Hundreds of motorists have seen everything from ghostly garrisons of Roman soldiers to floating horsemen on the desolate, windswept Devon highway.
Drivers have also felt the sensation of being pushed off the road – try explaining that to your insurer.
As if that wasn’t enough to give you the willies, there have also been numerous sightings of a ‘Dartmoor Beast’ – a big, black cat-like creature roaming the moors. Yikes! (Here's a bit more on the beasts of Britain, if you're interested).
This historic walled town is allegedly one of the most haunted places in Wales.
Hooded figures, thought to be the ghosts of monks, are often spotted in and around Conwy castle’s ancient walls. Often, the paranormal vibes are so strong that dogs will refuse to walk through its grounds.
The castle itself would merit an inclusion, but Conwy’s got ghouls galore elsewhere. The Elizabethan townhouse, Plas Mawr, is said to be haunted by its original owner, his wife and a doctor.
Elsewhere, the quayside Liverpool Arms pub is thought to be haunted by an old landlord and a floating monk – a sinister portent of bad luck.
In Bram Stoker’s Dracula novel, this is where the Count first pitches up in the UK. He couldn’t have picked a more appropriate place.
There are said to be loads of spooks in Whitby – from the figure of St Hilda which roams the ruins of the abbey, to a demon hound which reportedly stalks the town.
Add to the mix a headless horseman who visits the graves of sailors and two haunted lighthouses and it’s easy to see why the nation’s palest descend on the town every year for the Whitby Goth Weekend.
Glamis Castle, Scotland
Photo: Tram Painter
This castle may look like something from a fairy story, but it’s got enough sinister paranormal activity going on to fill a reasonably sized book.
King Malcolm II of Scotland died here in 1034, and amongst the castle’s cast of ghouls is a woman with no tongue who reportedly wanders around the grounds pointing at her face.

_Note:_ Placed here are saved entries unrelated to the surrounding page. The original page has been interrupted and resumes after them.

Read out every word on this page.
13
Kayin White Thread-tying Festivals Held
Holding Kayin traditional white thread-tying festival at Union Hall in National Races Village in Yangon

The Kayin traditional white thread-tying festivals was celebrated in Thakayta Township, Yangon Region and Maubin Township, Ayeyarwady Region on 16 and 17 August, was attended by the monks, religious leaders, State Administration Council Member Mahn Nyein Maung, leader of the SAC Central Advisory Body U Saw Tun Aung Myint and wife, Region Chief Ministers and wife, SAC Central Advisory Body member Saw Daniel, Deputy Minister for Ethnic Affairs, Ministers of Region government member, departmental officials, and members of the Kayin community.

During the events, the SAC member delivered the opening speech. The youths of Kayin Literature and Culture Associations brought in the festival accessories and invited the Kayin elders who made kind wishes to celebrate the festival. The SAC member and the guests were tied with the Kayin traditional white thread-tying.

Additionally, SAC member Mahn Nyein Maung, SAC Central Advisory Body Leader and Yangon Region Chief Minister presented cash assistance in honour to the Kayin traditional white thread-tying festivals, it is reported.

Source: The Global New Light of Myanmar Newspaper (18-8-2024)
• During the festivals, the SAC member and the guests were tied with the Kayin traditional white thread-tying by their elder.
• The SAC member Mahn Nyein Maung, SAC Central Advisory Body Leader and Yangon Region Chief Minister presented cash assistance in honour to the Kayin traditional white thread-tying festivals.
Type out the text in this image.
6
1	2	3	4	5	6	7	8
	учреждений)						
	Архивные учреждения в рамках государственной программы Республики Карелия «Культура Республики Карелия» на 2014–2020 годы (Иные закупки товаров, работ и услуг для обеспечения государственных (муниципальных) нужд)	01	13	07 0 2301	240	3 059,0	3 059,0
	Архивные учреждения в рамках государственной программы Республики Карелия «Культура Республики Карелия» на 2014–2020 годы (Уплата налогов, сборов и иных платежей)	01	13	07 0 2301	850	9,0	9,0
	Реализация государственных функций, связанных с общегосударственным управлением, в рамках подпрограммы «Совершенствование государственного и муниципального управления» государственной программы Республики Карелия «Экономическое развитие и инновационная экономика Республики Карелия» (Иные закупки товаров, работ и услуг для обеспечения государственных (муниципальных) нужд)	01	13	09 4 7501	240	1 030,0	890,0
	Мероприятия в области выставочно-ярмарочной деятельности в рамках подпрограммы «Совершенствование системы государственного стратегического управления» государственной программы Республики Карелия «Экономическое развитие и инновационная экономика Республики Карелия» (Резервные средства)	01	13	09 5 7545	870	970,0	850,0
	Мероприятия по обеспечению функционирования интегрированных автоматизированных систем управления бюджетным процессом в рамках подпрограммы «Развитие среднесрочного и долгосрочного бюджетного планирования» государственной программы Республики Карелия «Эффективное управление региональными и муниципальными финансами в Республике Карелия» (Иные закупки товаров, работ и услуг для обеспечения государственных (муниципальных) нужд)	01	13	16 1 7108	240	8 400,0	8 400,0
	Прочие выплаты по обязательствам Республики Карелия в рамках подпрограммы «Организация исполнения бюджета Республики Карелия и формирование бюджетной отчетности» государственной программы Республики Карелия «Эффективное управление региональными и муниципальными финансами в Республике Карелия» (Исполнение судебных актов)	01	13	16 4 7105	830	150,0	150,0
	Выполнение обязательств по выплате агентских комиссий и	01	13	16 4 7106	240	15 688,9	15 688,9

There have also been reports of Earl Beardie - a former resident of the castle who was cursed to play cards with the devil for eternity - turning up in childrens' rooms.

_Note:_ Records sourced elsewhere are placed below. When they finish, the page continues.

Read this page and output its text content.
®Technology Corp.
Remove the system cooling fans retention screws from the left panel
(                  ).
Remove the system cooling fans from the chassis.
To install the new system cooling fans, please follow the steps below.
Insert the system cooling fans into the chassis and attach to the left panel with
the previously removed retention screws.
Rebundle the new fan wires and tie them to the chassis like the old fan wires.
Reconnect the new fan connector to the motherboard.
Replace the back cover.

Should you feel brave enough, you can actually spend a night at Glamis Castle. Er, thanks, but Covered will probably give this one a miss.
Crumlin Road Jail, Belfast
Photo: Richard Browne
You might recognise this from its appearances on telly and on the silver screen, but this disused jail is reportedly riddled with ghosts. More than 25,000 prisoners passed through its gates between 1846 and 1996, and it also saw its fair share of executions.
Prison doors are often heard slamming shut by themselves, and male and female voices can be heard crying for help – although this might be to do with the fact that part of the building has been converted into a cinema.
Llancaiach Fawr, South Wales
Photo: Mike's Relat
This old manor house has stood since the 16th century. It's seen all manner of upheaval, particularly during the civil war.
The most frequently sighted ghost is thought to be that of a housekeeper who died in tragic circumstances, while visitors have also reported a little boy’s spirit tugging at their hair.
It’s currently peak ghost-watching season at Llancaiach Fawr, so get your skates on if you fancy an eerie evening tour of the manor.
You can also watch goings-on at the house’s very modern ‘ghost cam’.
St Briavels Castle, Gloucestershire
Photo: Thomas Tolkein
Standing in some form or another since the Norman age, St Briavels is now a hostel that has scared untold outdoors enthusiasts since opening its doors to visitors in 1948.
Men in suits of armour, poltergeists, mystery screaming babies and girls walking through walls are just some of the peculiar phenomena which have been reported here. Crikey!
Jamaica Inn, Cornwall
Photo: Str3ss Less
Cornwall has its fair share of ghoulish goings-on, but the Jamaica Inn is regarded as one of the region's most paranormally 'active' spots.
The spirit of a cloaked highwayman reportedly lurks in the grounds, while sounds of phantom horse’s hooves are commonplace. Some people have even heard ghosts talking in the ancient Cornish language in the snug of the bar.
In the unlikely event of you going to the Jamaica Inn and not spotting any ghosts, you can console yourself with a fine selection of real ales, home cooked food and a look at Cornwall’s most extensive smuggling museum.